The group were found alive on a deserted island by rangers on Saturday after they were missing for over 40 hours.
Nevalainen and her fellow divers, three Britons and a Frenchman, were swept away in strong currents on Thursday afternoon.
“It was an extremely strong current, extremely powerful. We weren’t able to do anything other than follow it,” she told news agency TT.
How did you survive?
“People are capable of more than they think. We had more or less nothing to eat and absolutely nothing to drink.
“We tried to sit in the shade and wave at passing boats.”
How did you help each other?
“We sat and talked. Sometimes we sat on our own. One felt quite… alone. We were gone for 44 hours after all. I just hoped a boat would come and get us.”
Nevalainen said the group feared for their lives in the unbearable heat.
“All sorts of thoughts went through my head. All sorts. We just hoped we’d be saved when the sun went up.”
Waving from the shoreline of the tiny island of Rinca, the divers were finally rescued by local rangers.
“We were completely overwhelmed. So happy we just cried. Everyone was just crying.
“I’ve never had a happier moment in my life. We thought: ‘we’re not going to survive another night without water’. It was so incredibly hot despite sitting in the shade.”
Once the divers had been found, the Indonesian coast guard sent out a motor boat to bring the divers back to dry land, where Nevalainen was reunited with her boyfriend Mats Köhler.
“I’ve only been able to sleep a few hours since Helena went missing,” said Köhler.
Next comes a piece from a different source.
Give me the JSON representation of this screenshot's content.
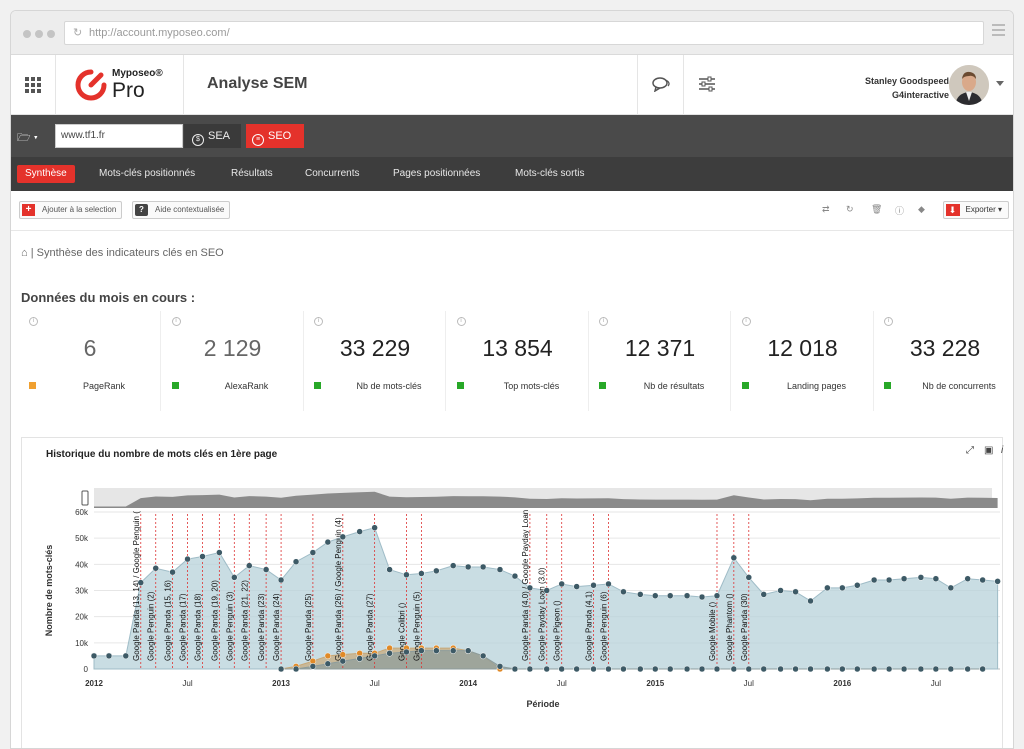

“I’m completely exhausted but everything has worked out well.”
Mats Köhler was full of praise for the local population.
“We’ve received tremendous amounts of help from the diving centre and the whole village has helped out. It’s the most touching thing I’ve ever seen in my life.
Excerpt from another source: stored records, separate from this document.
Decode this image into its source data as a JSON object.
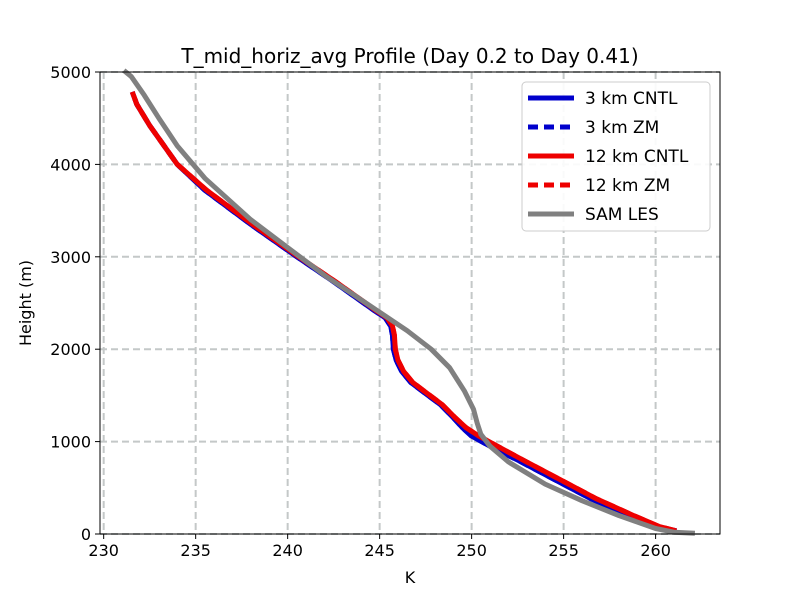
{
  "chart_data": {
    "type": "line",
    "title": "T_mid_horiz_avg Profile (Day 0.2 to Day 0.41)",
    "xlabel": "K",
    "ylabel": "Height (m)",
    "xlim": [
      229.8,
      263.5
    ],
    "ylim": [
      0,
      5000
    ],
    "xticks": [
      230,
      235,
      240,
      245,
      250,
      255,
      260
    ],
    "yticks": [
      0,
      1000,
      2000,
      3000,
      4000,
      5000
    ],
    "grid": true,
    "legend_position": "top-right",
    "series": [
      {
        "name": "3 km CNTL",
        "color": "#0000cc",
        "dash": "solid",
        "points": [
          [
            261.0,
            40
          ],
          [
            260.0,
            80
          ],
          [
            258.5,
            200
          ],
          [
            256.5,
            380
          ],
          [
            254.5,
            590
          ],
          [
            252.5,
            800
          ],
          [
            251.0,
            950
          ],
          [
            250.0,
            1060
          ],
          [
            249.5,
            1150
          ],
          [
            249.0,
            1260
          ],
          [
            248.3,
            1400
          ],
          [
            247.5,
            1520
          ],
          [
            246.7,
            1640
          ],
          [
            246.2,
            1760
          ],
          [
            245.9,
            1880
          ],
          [
            245.75,
            2000
          ],
          [
            245.7,
            2150
          ],
          [
            245.6,
            2250
          ],
          [
            245.3,
            2340
          ],
          [
            244.7,
            2420
          ],
          [
            242.5,
            2730
          ],
          [
            240.5,
            3000
          ],
          [
            238.0,
            3350
          ],
          [
            235.5,
            3720
          ],
          [
            234.0,
            4000
          ],
          [
            232.5,
            4420
          ],
          [
            231.8,
            4650
          ],
          [
            231.6,
            4760
          ]
        ]
      },
      {
        "name": "3 km ZM",
        "color": "#0000cc",
        "dash": "dashed",
        "points": [
          [
            261.0,
            40
          ],
          [
            260.0,
            80
          ],
          [
            258.5,
            200
          ],
          [
            256.5,
            380
          ],
          [
            254.5,
            590
          ],
          [
            252.5,
            800
          ],
          [
            251.0,
            950
          ],
          [
            250.0,
            1060
          ],
          [
            249.5,
            1150
          ],
          [
            249.0,
            1260
          ],
          [
            248.3,
            1400
          ],
          [
            247.5,
            1520
          ],
          [
            246.7,
            1640
          ],
          [
            246.2,
            1760
          ],
          [
            245.9,
            1880
          ],
          [
            245.75,
            2000
          ],
          [
            245.7,
            2150
          ],
          [
            245.6,
            2250
          ],
          [
            245.3,
            2340
          ],
          [
            244.7,
            2420
          ],
          [
            242.5,
            2730
          ],
          [
            240.5,
            3000
          ],
          [
            238.0,
            3350
          ],
          [
            235.5,
            3720
          ],
          [
            234.0,
            4000
          ],
          [
            232.5,
            4420
          ],
          [
            231.8,
            4650
          ],
          [
            231.6,
            4760
          ]
        ]
      },
      {
        "name": "12 km CNTL",
        "color": "#ee0000",
        "dash": "solid",
        "points": [
          [
            261.0,
            40
          ],
          [
            260.2,
            80
          ],
          [
            258.8,
            200
          ],
          [
            256.8,
            380
          ],
          [
            254.8,
            590
          ],
          [
            252.8,
            800
          ],
          [
            251.4,
            950
          ],
          [
            250.4,
            1060
          ],
          [
            249.7,
            1150
          ],
          [
            249.1,
            1260
          ],
          [
            248.4,
            1400
          ],
          [
            247.6,
            1520
          ],
          [
            246.8,
            1640
          ],
          [
            246.3,
            1760
          ],
          [
            246.0,
            1880
          ],
          [
            245.85,
            2000
          ],
          [
            245.8,
            2150
          ],
          [
            245.7,
            2250
          ],
          [
            245.4,
            2340
          ],
          [
            244.8,
            2420
          ],
          [
            242.6,
            2730
          ],
          [
            240.6,
            3000
          ],
          [
            238.1,
            3350
          ],
          [
            235.6,
            3720
          ],
          [
            234.0,
            4000
          ],
          [
            232.5,
            4420
          ],
          [
            231.8,
            4650
          ],
          [
            231.6,
            4760
          ]
        ]
      },
      {
        "name": "12 km ZM",
        "color": "#ee0000",
        "dash": "dashed",
        "points": [
          [
            261.0,
            40
          ],
          [
            260.2,
            80
          ],
          [
            258.8,
            200
          ],
          [
            256.8,
            380
          ],
          [
            254.8,
            590
          ],
          [
            252.8,
            800
          ],
          [
            251.4,
            950
          ],
          [
            250.4,
            1060
          ],
          [
            249.7,
            1150
          ],
          [
            249.1,
            1260
          ],
          [
            248.4,
            1400
          ],
          [
            247.6,
            1520
          ],
          [
            246.8,
            1640
          ],
          [
            246.3,
            1760
          ],
          [
            246.0,
            1880
          ],
          [
            245.85,
            2000
          ],
          [
            245.8,
            2150
          ],
          [
            245.7,
            2250
          ],
          [
            245.4,
            2340
          ],
          [
            244.8,
            2420
          ],
          [
            242.6,
            2730
          ],
          [
            240.6,
            3000
          ],
          [
            238.1,
            3350
          ],
          [
            235.6,
            3720
          ],
          [
            234.0,
            4000
          ],
          [
            232.5,
            4420
          ],
          [
            231.8,
            4650
          ],
          [
            231.6,
            4760
          ]
        ]
      },
      {
        "name": "SAM LES",
        "color": "#808080",
        "dash": "solid",
        "points": [
          [
            262.0,
            10
          ],
          [
            261.0,
            20
          ],
          [
            260.0,
            60
          ],
          [
            258.0,
            200
          ],
          [
            256.0,
            360
          ],
          [
            254.0,
            540
          ],
          [
            252.0,
            780
          ],
          [
            251.0,
            950
          ],
          [
            250.5,
            1080
          ],
          [
            250.3,
            1200
          ],
          [
            250.1,
            1350
          ],
          [
            249.6,
            1550
          ],
          [
            248.8,
            1800
          ],
          [
            247.8,
            2000
          ],
          [
            246.5,
            2200
          ],
          [
            245.0,
            2400
          ],
          [
            242.0,
            2800
          ],
          [
            240.0,
            3100
          ],
          [
            238.0,
            3400
          ],
          [
            235.5,
            3850
          ],
          [
            234.0,
            4200
          ],
          [
            233.0,
            4500
          ],
          [
            232.2,
            4750
          ],
          [
            231.5,
            4950
          ],
          [
            231.2,
            5000
          ]
        ]
      }
    ]
  }
}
“They really cared and were out searching with their boats. The local populace has got involved in a fantastic manner,” he said.
The divers endured two nights on the deserted eastern island which is infested with the huge monitor known as komodo dragons.
Laurent Pinel, 31, told AFP the group had to fight off one dragon with rocks and scavenged for shellfish as they waited to be rescued from the tiny island in the Komodo National Park, east of Bali.
“On the beach a komodo dragon came amongst us yesterday (Friday) afternoon,” the Frenchman said, describing how the group had to pelt the dangerous reptile with rocks to scare it away.
“We had nothing to eat. We ate some kind of mussels scraped from the rocks,” Pinel told AFP from a medical clinic in this sleepy port on Flores island where the divers were being treated after their rescue.
The Parisian said the divers had spent about nine hours adrift at sea late on Thursday after being swept away from their dive boat in one of the strong currents for which the area is notorious.
They struggled against the rip to reach islands they could see in the distance but after several hours they stopped swimming and tied themselves together by their diving vests to preserve energy.
Late on Thursday night they saw another island and decided to make one more effort to reach land, fearing they would be carried out of the relative protection of the Nusa Tenggara island chain and into the open sea.
“If we’d continued (to drift), it would have been the ocean,” he said.
“We were exhausted. Everyone had cramps.”
What they did not know was that they were heading to Rinca Island, a reserve for aggressive komodo dragons that can easily kill a human.
The largest lizard in the world, komodos usually feast in packs and can easily devour prey as large as buffalos. One bite can be extremely dangerous due to the virulent bacteria in their saliva.
Helena Nevalainen had returned from a medical clinic and was still registered at a hotel in Labuhan Bajo and, AFP reported on Sunday morning.